Monday, March 3, 2008
Decay in Donora and beyond
While walking around Donora today, through its seemingly endless blight, I came upon yellow tape strung around a sidewalk and a small pile of bricks that had fallen from a building.
The mess was beside a once-busy Ackerman’s newsstand where I used to buy penny candy as a kid in the 1960s when the Pennsylvania borough still held onto a few hundred steel jobs.
In recent weeks, water seeped through the roof only to freeze and then thaw in today’s warm weather, stretching the wall enough to peel off yellow bricks below the roof line and send them to the street.
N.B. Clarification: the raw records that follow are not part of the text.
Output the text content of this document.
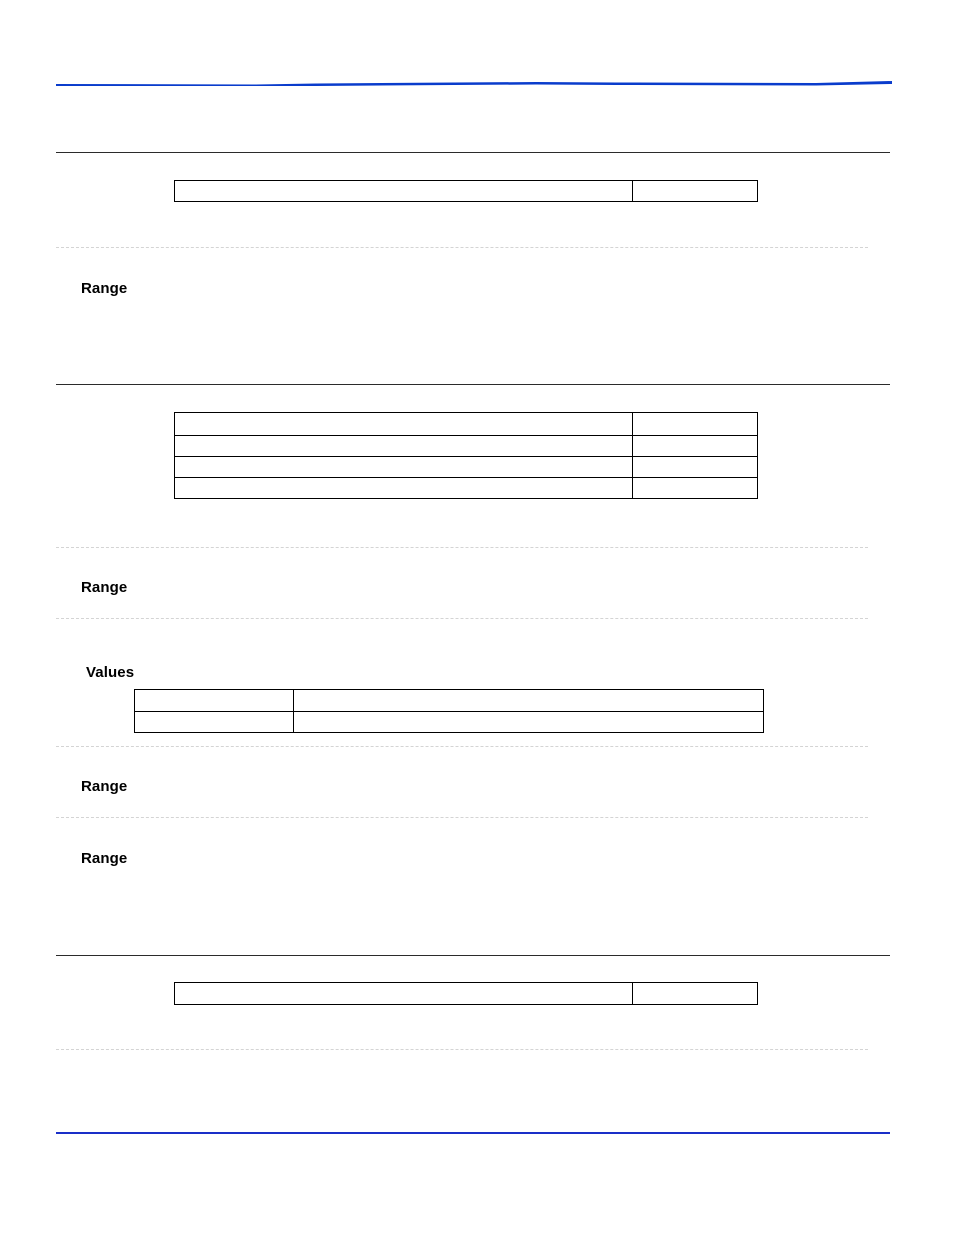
Range

Range
Values

Range
Range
A few blocks away sits a closed hardware store with a storefront window showing a dead sparrow that has been turning into a skeleton before my eyes over the past four years. Two years ago, the brick façade on that abandoned building fell onto the street, burying a car parked along McKean Avenue, the main drag through the borough. This is the legacy of the steel industry that all but walked away from the Ohio River Valley in Southwestern Pennsylvania between 1960 and the mid 1980s.
Later I opened my e-mail, only to find a letter from a stranger, Sean Posey, a journalism student at the Academy of Art University in San Francisco. He wanted me to take a look at a slideshow he put together of Youngstown, Ohio, a former steel town where he grew up about an hour’s drive west of Pittsburgh.
It’s one more reminder of the vastness of America’s Rust Belt that inspires photographers to capture the severe problems our nation faces in its faded industrial heartland.